Mustafa Sönmez07.04.2010, Çarşamba2009 krizinde , başta sanayidekiler olmak üzere çoğu alt sektör küçülüp bilançoları zarar…
Mustafa Sönmez
Aslında 77 milyar doları aşan tarihi cari açığı ve Aralık ayında açığı kapatmak için nasıl tencerenin dibinin kazındığını yazacaktım. Yunanistan’a dayatılan acı reçeteyi, bizim 2011 krizi serüvenimizle kıyaslayan bir yazı da geçti aklımdan. Ama gündemdeki tepişmeyi yazmaya devam etmesem karnım şişecek. Söylenmesi gereken daha acil şeyler var çünkü…Cari açık,Yunanistan beklesin…
***
AKP-Cemaat fil tepişmesinde, koalisyonun medyadaki kanaat önderleri içinde bir kesim, kavgayı yatıştırmak, “Durun, siz kardeşsiniz!..” diyerek tavır alıyorlar. Star’da Fehmi Koru, Zaman’da Ali Bulaç, bunlardan iki isim. Ali Bulaç, o cenahtan selam verip selamını aldığım ender isimlerden. Birikim’den (Sosyalist Dergi zamanlarına ait) ortak arkadaşlarımız, birlikte iş seyahati ahbaplıklarımız olmuştur. Ali Bulaç’ın 13 Şubat tarihli Zaman’daki köşesinde kaleme aldığı “Fitne” başlıklı yazısı dikkat çekici, bir o kadar da düşündürücü. Bulaç da yazısında, tıpkı Fethullah Gülen’in 7 Şubat’taki sohbetindeki yakınmaları tekrarlıyor. Hocaefendi, şöyle yakınmıştı “Kendine Müslümanlar”dan Küretv’de ; “Bazı siyasilerde olduğu gibi, ‘bunlar madem bir güç haline geliyor en iyisi bunları batırmak ve bunlara alan bırakmamak lazım. Alan bütünüyle bizim elimizde olursa, kimse bize soru soramaz. Ama alanın içinde başkaları olursa sorgulamak meselesi de beraberinde gelir’ gibi düşünürler. Bu insanların esenlik vaad etmeleri mümkün değildir…”
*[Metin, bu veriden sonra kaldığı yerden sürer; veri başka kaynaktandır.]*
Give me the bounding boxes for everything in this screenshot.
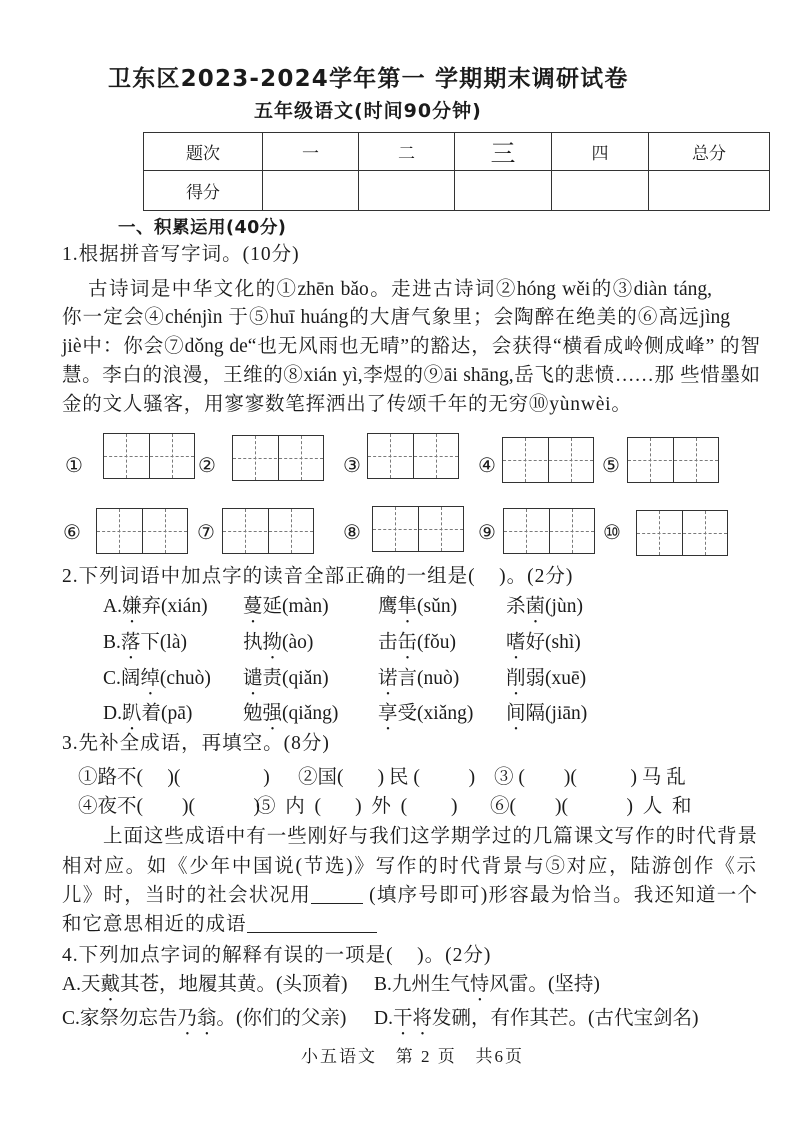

Ali Bulaç da “Fitne” yazısında “Kendine müslümanlar” a dokunduruyor önce; “Akıllı tüccar, kazanan ve kazandıran tüccardır. “Rabbenâ hep bana” diyen tüccar bir-iki defa kazanır, ama eninde sonunda kaybeder. Siyasette de sürekli kazanmanın yolu, katılımı sağlamak, kaynaklar üzerinde tekel kurmaktan, temellükten kaçınmaktır…”
Patırtının nedeni ortada; Kendine yontmak…Oysa uyarıyor Ali Bulaç ve yol alınan mesafeyi hatırlatıyor; “AK Parti’nin geleneksel Milli Görüş çizgisini gözden geçirip iktidara yürümesi, eşzamanlı cemaatlerin -tek bir cemaat değil- ona toplumsal olarak da destek vermesiyle mümkün oldu. Selçukluların hâkim olduğu Anadolu’daki hat üzerinde yaşanan iktisadî ve dinî hareketlilik benzer şekilde 21. yüzyılda da ortaya çıktı. Bu mesud işbirliği sonucunda Türkiye hamle üzerine hamle yaptı, krizi aştı, dünyanın 16. ekonomisi olma başarısını yakaladı; AK Parti girdiği her mahallî ve genel seçimden gücünü artırarak çıktı, bölgeye açıldı, siyasî istikrar sağlandı ve en önemlisi sivil siyasetin askerî-bürokratik vesayetten kurtulması yönünde büyük başarılara imza attı.”
Selçuklu analojisi müthiş değil mi? Ama Ali Bulaç, bu mimarideki bir ortağa haksızlık etmiş: O da ABD emperyalizmi. “Selçuklu yürüyüşünün 21. yüzyıl versiyonu”nda ABD’nin rolünü, uzun lafa girmeden 6 Haziran 2003 tarihli ABD Büyükelçisi Pearson’un raporundan hatırlatalım Ali Bulaç’a;
WikiLeaks belgeleri arasına giren raporda şöyle deniyor; “Savunma ve ulusal güvenlik ile ilgili kontaktlarımız 7 generali Özkök’e muhalif olarak tanımlıyor. Bunlar; Org. Aytaç Yalman, Org. Şener Eruygur, Org. Çetin Doğan, Org. Hurşit Tolon, Org. Fevzi Türkeri, Org. Tuncer Kılıç..” Kriptoda, Büyükanıt’ın durumu “iki taraflı” olarak nitelenirken Cengiz Çandar’ın şahadetiyle, Büyükanıt da “muhalifler” arasında sayılıyor.(*)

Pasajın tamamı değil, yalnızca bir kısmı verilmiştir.